Título: Hospital teria simulado radioterapia
Autor: Tavares, Bruno
Fonte: O Estado de São Paulo, 29/10/2009, Vida&, p. A22

Ministério Público investiga denúncia de que doentes em Santos passaram por tratamento em máquina quebrada

O Hospital Beneficência Portuguesa de Santos, um dos mais importantes do litoral paulista, é investigado sob a suspeita de ter simulado tratamentos de radioterapia oferecidos a pacientes com câncer. O Ministério Público Estadual apurou que pelo menos sete doentes passaram pelo chamado acelerador linear - dispositivo que emite feixes de radiação sobre a área afetada - em um período em que o aparelho estava quebrado.

Em depoimento, uma técnica do setor de radioterapia confirmou a prática e disse que as ordens para ludibriar pacientes teriam partido de um dos médicos da Unirad, responsável pela unidade de radioterapia do local desde 1986. O hospital diz que rescindiu o contrato (mais informações nesta pág.).

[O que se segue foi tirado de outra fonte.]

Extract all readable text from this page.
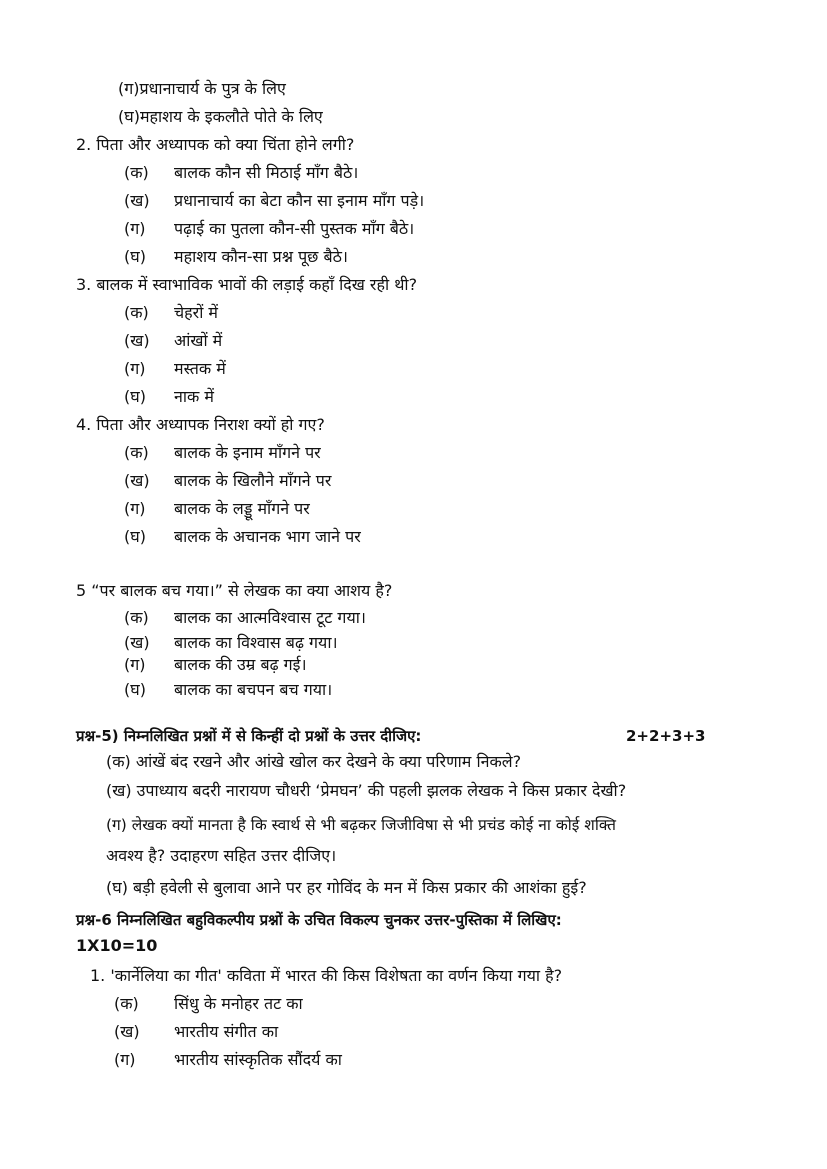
(ग)प्रधानाचार्य के पुत्र के लिए
(घ)महाशय के इकलौते पोते के लिए
2. पिता और अध्यापक को क्या चिंता होने लगी?
(क) बालक कौन सी मिठाई माँग बैठे।
(ख) प्रधानाचार्य का बेटा कौन सा इनाम माँग पड़े।
(ग) पढ़ाई का पुतला कौन-सी पुस्तक माँग बैठे।
(घ) महाशय कौन-सा प्रश्न पूछ बैठे।
3. बालक में स्वाभाविक भावों की लड़ाई कहाँ दिख रही थी?
(क) चेहरों में
(ख) आंखों में
(ग) मस्तक में
(घ) नाक में
4. पिता और अध्यापक निराश क्यों हो गए?
(क) बालक के इनाम माँगने पर
(ख) बालक के खिलौने माँगने पर
(ग) बालक के लड्डू माँगने पर
(घ) बालक के अचानक भाग जाने पर
5 “पर बालक बच गया।” से लेखक का क्या आशय है?
(क) बालक का आत्मविश्वास टूट गया।
(ख) बालक का विश्वास बढ़ गया।
(ग) बालक की उम्र बढ़ गई।
(घ) बालक का बचपन बच गया।
प्रश्न-5) निम्नलिखित प्रश्नों में से किन्हीं दो प्रश्नों के उत्तर दीजिए:	2+2+3+3
(क) आंखें बंद रखने और आंखे खोल कर देखने के क्या परिणाम निकले?
(ख) उपाध्याय बदरी नारायण चौधरी ‘प्रेमघन’ की पहली झलक लेखक ने किस प्रकार देखी?
(ग) लेखक क्यों मानता है कि स्वार्थ से भी बढ़कर जिजीविषा से भी प्रचंड कोई ना कोई शक्ति
अवश्य है? उदाहरण सहित उत्तर दीजिए।
(घ) बड़ी हवेली से बुलावा आने पर हर गोविंद के मन में किस प्रकार की आशंका हुई?
प्रश्न-6 निम्नलिखित बहुविकल्पीय प्रश्नों के उचित विकल्प चुनकर उत्तर-पुस्तिका में लिखिए:
1X10=10
1. 'कार्नेलिया का गीत' कविता में भारत की किस विशेषता का वर्णन किया गया है?
(क) सिंधु के मनोहर तट का
(ख) भारतीय संगीत का
(ग) भारतीय सांस्कृतिक सौंदर्य का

Segundo relatos colhidos pelos promotores, a partir do segundo semestre de 2007 o acelerador linear começou a apresentar defeitos. "Ficava uma ou duas semanas funcionando e depois quebrava novamente", contou a técnica em radioterapia Renata Cardoso Caldeira. Na época, ela disse ter sido orientada pelo médico Hilário Romanezi Cagnacci, da Unirad, a posicionar os pacientes no aparelho inoperante. Ao ser questionado pela técnica, Cagnacci teria afirmado que aquelas aplicações seriam repostas e não trariam prejuízos aos doentes. Pelo contrário: "Melhorariam a parte psicológica dos pacientes".

A funcionária entregou ao Ministério Público uma relação com o nome de sete pacientes que, sem saber, teriam sido submetidos ao tratamento simulado. Desconfiado, um deles chegou a questioná-la sobre a ausência do som característico emitido pelo acelerador linear quando está em funcionamento.

As denúncias feitas por Renata foram confirmadas por outros dois funcionários do Beneficência Portuguesa. A técnica em radioterapia Cristiane da Silva disse que também teria recebido ordens de Cagnacci para colocar os pacientes na máquina desativada. O médico radioterapeuta Joaquim Gomes de Pinho, um dos donos da Unirad, ratificou as acusações feitas contra seu sócio. Na ocasião, pacientes dele começaram a desconfiar da informação de que o acelerador linear estava quebrado, uma vez que os doentes tratados por Cagnacci continuavam recebendo as aplicações de radiação.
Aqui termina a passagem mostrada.